Fig. 5. Osmotic support abolishes constitutive JA production in kor1, while hypoosmotic treatment triggers JA-Ile signaling in WT.

Fig. 5

(A) Constitutive JAZ10p:GUS activity in kor1-4 seedlings (orange arrowhead) is abolished following growth in 3% mannitol-supplemented media (empty arrowhead). (B) qRT-PCR of basal JAZ10 root expression of indicated genotypes grown without (mock) or with mannitol. JAZ10 levels were normalized to UBC21. Bars represent the means of three biological replicates (±SD), each containing pools of ~60 5-do roots. (C) Root length box plots of 7-do WT and kor1-4 grown without or with mannitol. Medians are solid lines inside the boxes, and circles depict n = 59 to 61. Mannitol reduced WT root length by −0.78 cm, whereas it increased kor1-4’s by +0.35 cm (linear model, P = 2 × 10−6). (D) Representative split images from kor1-4 root cross sections (left) and respective cell segmentations (right) grown without or with mannitol. (E) Total and cell-specific area fold change from segmented transversal root sections of WT and kor1-4 grown without or with mannitol. Bars represent mean fold changes of individual cellular areas from 10 roots (±SD), normalized to mock-treated WT indicated by a dashed line (individual measurements are in fig.
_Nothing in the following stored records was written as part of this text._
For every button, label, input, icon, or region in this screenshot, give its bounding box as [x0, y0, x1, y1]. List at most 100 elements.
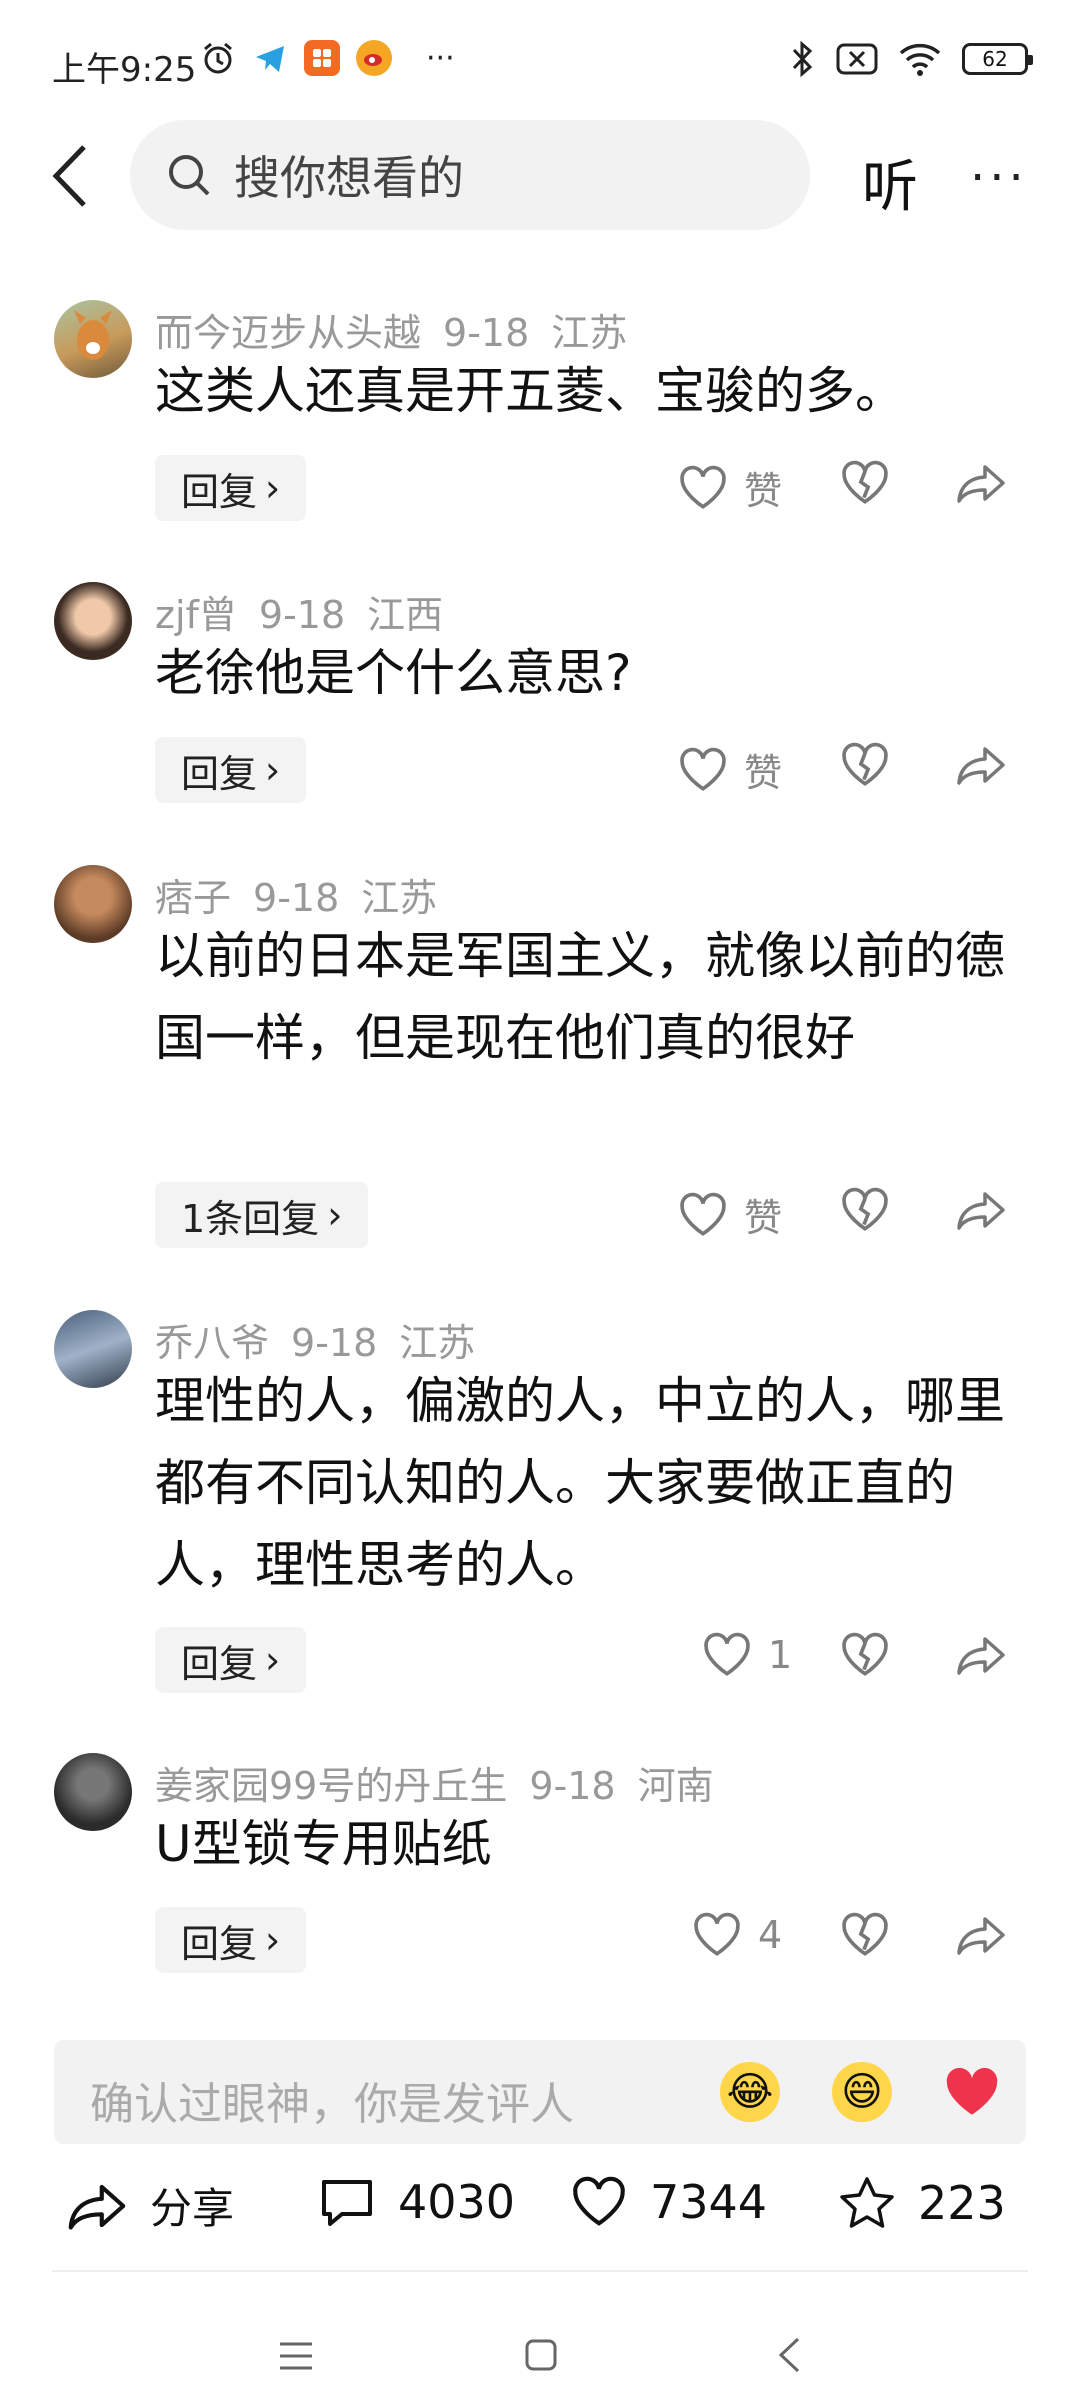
username[interactable]: 而今迈步从头越	[155, 311, 421, 355]
comment-date: 9-18	[443, 311, 530, 355]
heart-icon	[692, 1912, 742, 1958]
chevron-right-icon: ›	[265, 1638, 281, 1682]
dislike-icon[interactable]	[840, 742, 890, 788]
username[interactable]: zjf曾	[155, 593, 237, 637]
back-nav-icon[interactable]	[776, 2336, 802, 2374]
comment-bubble-icon	[322, 2180, 372, 2226]
share-icon[interactable]	[955, 1187, 1007, 1233]
like-count: 1	[768, 1633, 793, 1677]
username[interactable]: 痞子	[155, 876, 231, 920]
search-placeholder: 搜你想看的	[234, 151, 464, 205]
reply-label: 回复	[181, 1921, 258, 1966]
dislike-icon[interactable]	[840, 1187, 890, 1233]
post-action-bar: 分享 4030 7344 223	[0, 2175, 1080, 2255]
share-icon[interactable]	[955, 1912, 1007, 1958]
system-nav-bar	[0, 2290, 1080, 2400]
comment-text: 以前的日本是军国主义，就像以前的德国一样，但是现在他们真的很好	[155, 927, 1005, 1067]
search-icon	[169, 155, 210, 196]
status-bar: 上午9:25 ··· 62	[0, 0, 1080, 120]
favorite-count: 223	[918, 2176, 1006, 2230]
share-label: 分享	[150, 2184, 235, 2233]
status-time: 上午9:25	[52, 50, 197, 90]
comment-text: 理性的人，偏激的人，中立的人，哪里都有不同认知的人。大家要做正直的人，理性思考的…	[155, 1372, 1005, 1594]
comments-button[interactable]: 4030	[318, 2175, 515, 2229]
reply-button[interactable]: 回复 ›	[155, 455, 307, 521]
comment-meta: 痞子 9-18 江苏	[155, 867, 459, 922]
share-icon[interactable]	[955, 1632, 1007, 1678]
chevron-left-icon	[52, 145, 86, 207]
comment-location: 江苏	[361, 876, 438, 920]
heart-icon	[678, 1192, 728, 1238]
comment-location: 江苏	[551, 311, 628, 355]
heart-icon	[573, 2176, 625, 2226]
share-icon[interactable]	[955, 742, 1007, 788]
dislike-icon[interactable]	[840, 1632, 890, 1678]
sim-off-icon	[836, 43, 878, 75]
avatar[interactable]	[54, 582, 132, 660]
reply-button[interactable]: 回复 ›	[155, 737, 307, 803]
like-button[interactable]: 赞	[678, 460, 782, 515]
star-icon	[840, 2177, 894, 2228]
like-button[interactable]: 赞	[678, 1187, 782, 1242]
avatar[interactable]	[54, 1753, 132, 1831]
comment-input[interactable]: 确认过眼神，你是发评人 😂 😄	[54, 2040, 1026, 2144]
emoji-heart-button[interactable]	[942, 2062, 1002, 2122]
back-button[interactable]	[44, 140, 96, 212]
chevron-right-icon: ›	[327, 1193, 343, 1237]
comment-meta: zjf曾 9-18 江西	[155, 584, 465, 639]
battery-indicator: 62	[962, 43, 1033, 75]
like-count: 4	[758, 1913, 783, 1957]
avatar[interactable]	[54, 1310, 132, 1388]
comment-text: 这类人还真是开五菱、宝骏的多。	[155, 362, 905, 420]
status-system-icons: 62	[790, 40, 1033, 78]
comment-meta: 而今迈步从头越 9-18 江苏	[155, 302, 649, 357]
avatar[interactable]	[54, 300, 132, 378]
alarm-icon	[204, 42, 232, 74]
comment-location: 江苏	[399, 1321, 476, 1365]
like-count: 赞	[744, 1196, 783, 1240]
emoji-grin-button[interactable]: 😄	[832, 2062, 892, 2122]
red-heart-icon	[946, 2067, 998, 2115]
home-nav-icon[interactable]	[524, 2338, 558, 2372]
telegram-icon	[256, 46, 284, 72]
username[interactable]: 乔八爷	[155, 1321, 269, 1365]
like-count: 7344	[650, 2175, 768, 2229]
comment-text: U型锁专用贴纸	[155, 1815, 492, 1873]
more-menu-button[interactable]: ···	[970, 150, 1028, 206]
chevron-right-icon: ›	[265, 748, 281, 792]
comment-date: 9-18	[529, 1764, 616, 1808]
listen-button[interactable]: 听	[862, 142, 918, 223]
comment-input-placeholder: 确认过眼神，你是发评人	[90, 2079, 574, 2130]
like-post-button[interactable]: 7344	[570, 2175, 767, 2229]
share-button[interactable]: 分享	[66, 2175, 234, 2236]
comment-location: 河南	[637, 1764, 714, 1808]
share-icon	[68, 2184, 126, 2230]
dislike-icon[interactable]	[840, 1912, 890, 1958]
chevron-right-icon: ›	[265, 1918, 281, 1962]
heart-icon	[702, 1632, 752, 1678]
comment-location: 江西	[367, 593, 444, 637]
like-button[interactable]: 4	[692, 1912, 782, 1958]
reply-button[interactable]: 回复 ›	[155, 1627, 307, 1693]
comment-meta: 姜家园99号的丹丘生 9-18 河南	[155, 1755, 736, 1810]
share-icon[interactable]	[955, 460, 1007, 506]
username[interactable]: 姜家园99号的丹丘生	[155, 1764, 507, 1808]
favorite-button[interactable]: 223	[838, 2175, 1006, 2231]
reply-button[interactable]: 回复 ›	[155, 1907, 307, 1973]
comment-date: 9-18	[253, 876, 340, 920]
like-button[interactable]: 赞	[678, 742, 782, 797]
avatar[interactable]	[54, 865, 132, 943]
like-count: 赞	[744, 469, 783, 513]
like-button[interactable]: 1	[702, 1632, 792, 1678]
reply-label: 1条回复	[181, 1196, 320, 1241]
dislike-icon[interactable]	[840, 460, 890, 506]
weibo-icon	[356, 40, 392, 76]
reply-label: 回复	[181, 1641, 258, 1686]
more-notifications-icon: ···	[426, 40, 455, 76]
search-input[interactable]: 搜你想看的	[130, 120, 810, 230]
emoji-laugh-cry-button[interactable]: 😂	[720, 2062, 780, 2122]
menu-nav-icon[interactable]	[278, 2340, 314, 2372]
like-count: 赞	[744, 751, 783, 795]
chevron-right-icon: ›	[265, 466, 281, 510]
reply-button[interactable]: 1条回复 ›	[155, 1182, 369, 1248]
S6). (F) JAZ10p:GUS expression in WT seedlings submerged in isotonic solution (liquid MS, mock) or deionized water (H2O) for the indicated time. (G to J) JAZ10p:NLS-3xVEN expression in WT roots submerged in (G) mock solution or (H) H2O for 24 hours and counterstained with PI. (I) Orthogonal and (J) longitudinal view from the root early differentiation zone in (H). co, cortex; en, endodermis; pe, pericycle. Letters in (B), (C), and (E) denote statistically significant differences among samples as determined by ANOVA followed by Tukey’s HSD test (P < 0.05). Scale bars, 0.5 mm (A and F), 50 μm (D and J), 200 μm (G and H), and 30 μm (I).